(This is a continuation of this question, in which I solved one problem and found another).
I am fetching a HTTPS website using wget via a WireMock proxy. Here is my fetch command pointing to a demo secure site:
wget -e use_proxy=yes -e https_proxy=localhost:8100 \
https://www.rottentomatoes.com/
Here is my proxy set-up:
java -jar wiremock-standalone-2.5.1.jar \
--port 8081 --https-port 8100 \
--proxy-all https://www.rottentomatoes.com/ \
--record-mappings \
--root-dir ./proxy-cache \
--verbose
The WireMock on-screen logs say this:
2017-03-27 12:08:09.066 Verbose logging enabled
SLF4J: Failed to load class "org.slf4j.impl.StaticLoggerBinder".
SLF4J: Defaulting to no-operation (NOP) logger implementation
SLF4J: See http://www.slf4j.org/codes.html#StaticLoggerBinder for further details.

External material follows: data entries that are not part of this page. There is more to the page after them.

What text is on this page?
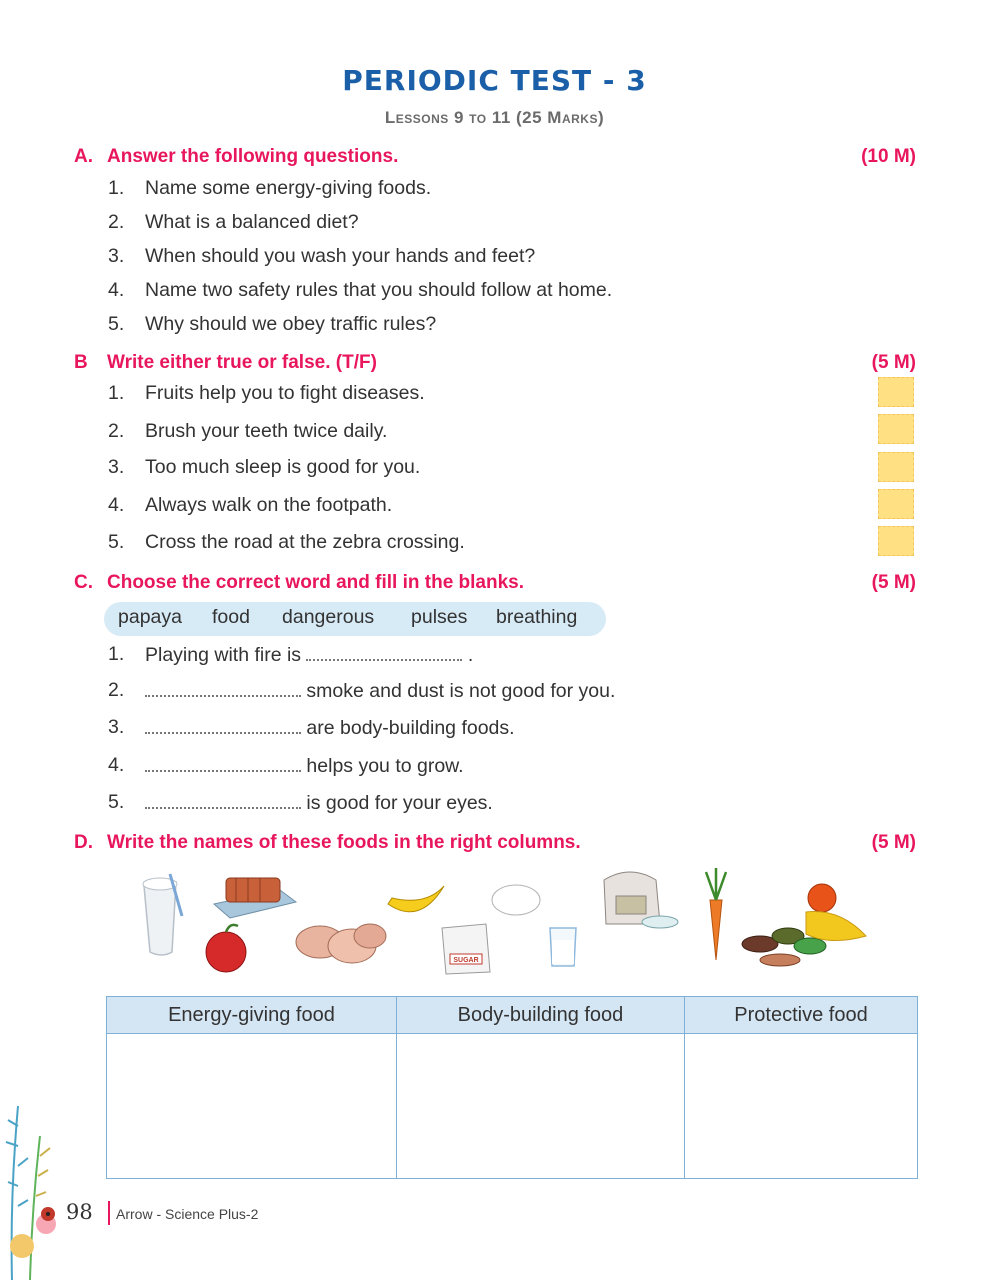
PERIODIC TEST - 3
Lessons 9 to 11 (25 Marks)
A. Answer the following questions.	(10 M)
1. Name some energy-giving foods.
2. What is a balanced diet?
3. When should you wash your hands and feet?
4. Name two safety rules that you should follow at home.
5. Why should we obey traffic rules?
B Write either true or false. (T/F)	(5 M)
1. Fruits help you to fight diseases.
2. Brush your teeth twice daily.
3. Too much sleep is good for you.
4. Always walk on the footpath.
5. Cross the road at the zebra crossing.
C. Choose the correct word and fill in the blanks.	(5 M)
papaya food dangerous pulses breathing
1. Playing with fire is	.
2.	smoke and dust is not good for you.
3.	are body-building foods.
4.	helps you to grow.
5.	is good for your eyes.
D. Write the names of these foods in the right columns.	(5 M)
SUGAR
Energy-giving food	Body-building food	Protective food

98 Arrow - Science Plus-2
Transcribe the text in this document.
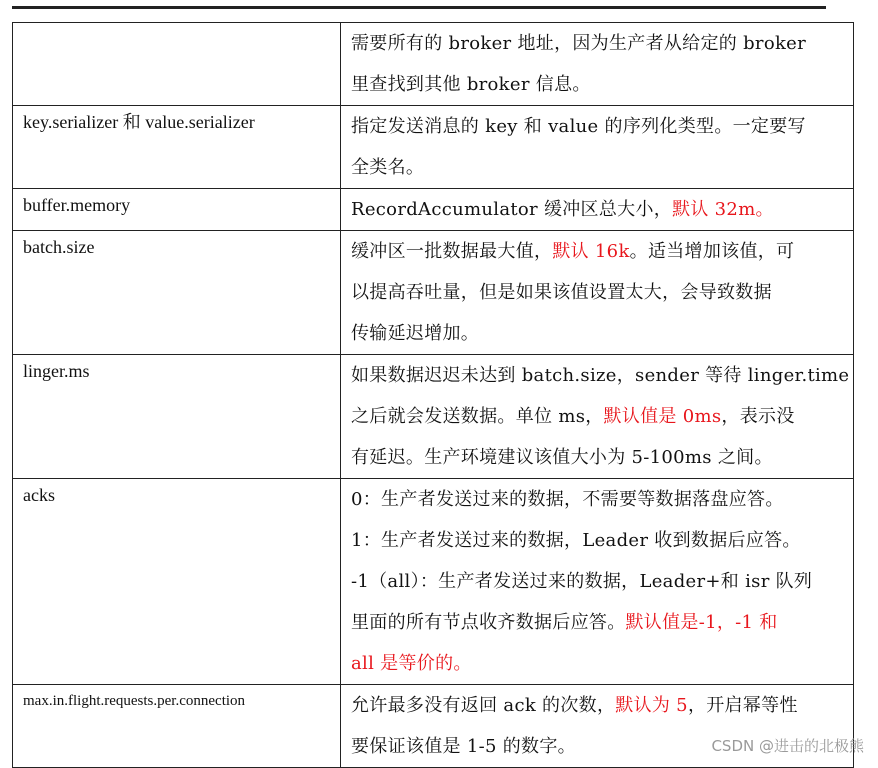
	需要所有的 broker 地址，因为生产者从给定的 broker
里查找到其他 broker 信息。

key.serializer 和 value.serializer	指定发送消息的 key 和 value 的序列化类型。一定要写
全类名。

buffer.memory	RecordAccumulator 缓冲区总大小，默认 32m。

batch.size	缓冲区一批数据最大值，默认 16k。适当增加该值，可
以提高吞吐量，但是如果该值设置太大，会导致数据
传输延迟增加。

linger.ms	如果数据迟迟未达到 batch.size，sender 等待 linger.time
之后就会发送数据。单位 ms，默认值是 0ms，表示没
有延迟。生产环境建议该值大小为 5-100ms 之间。

acks	0：生产者发送过来的数据，不需要等数据落盘应答。
1：生产者发送过来的数据，Leader 收到数据后应答。
-1（all）：生产者发送过来的数据，Leader+和 isr 队列
里面的所有节点收齐数据后应答。默认值是-1，-1 和
all 是等价的。

max.in.flight.requests.per.connection	允许最多没有返回 ack 的次数，默认为 5，开启幂等性
要保证该值是 1-5 的数字。	CSDN @进击的北极熊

2017-03-27 12:08:09.827 Verbose logging enabled
2017-03-27 12:08:09.892 Recording mappings to ./proxy-cache/mappings
/$$ /$$ /$$ /$$ /$$ /$$
| $$ /$ | $$|__/ | $$$ /$$$ | $$
| $$ /$$$| $$ /$$ /$$$$$$ /$$$$$$ | $$$$ /$$$$ /$$$$$$ /$$$$$$$| $$ /$$
| $$/$$ $$ $$| $$ /$$__ $$ /$$__ $$| $$ $$/$$ $$ /$$__ $$ /$$_____/| $$ /$$/
| $$$$_ $$$$| $$| $$ \__/| $$$$$$$$| $$ $$$| $$| $$ \ $$| $$ | $$$$$$/
| $$$/ \ $$$| $$| $$ | $$_____/| $$\ $ | $$| $$ | $$| $$ | $$_ $$
| $$/ \ $$| $$| $$ | $$$$$$$| $$ \/ | $$| $$$$$$/| $$$$$$$| $$ \ $$
|__/ \__/|__/|__/ \_______/|__/ |__/ \______/ \_______/|__/ \__/
port: 8081
https-port: 8100
https-keystore: jar:file:(removed)/wiremock-standalone-2.5.1.jar!/keystore
proxy-all: https://www.rottentomatoes.com/
preserve-host-header: false
enable-browser-proxying: false
record-mappings: true
match-headers: []
no-request-journal: false
verbose: true
The result is:
--2017-03-27 12:08:25-- https://www.rottentomatoes.com/
Resolving localhost (localhost)... 127.0.0.1
Connecting to localhost (localhost)|127.0.0.1|:8100... connected.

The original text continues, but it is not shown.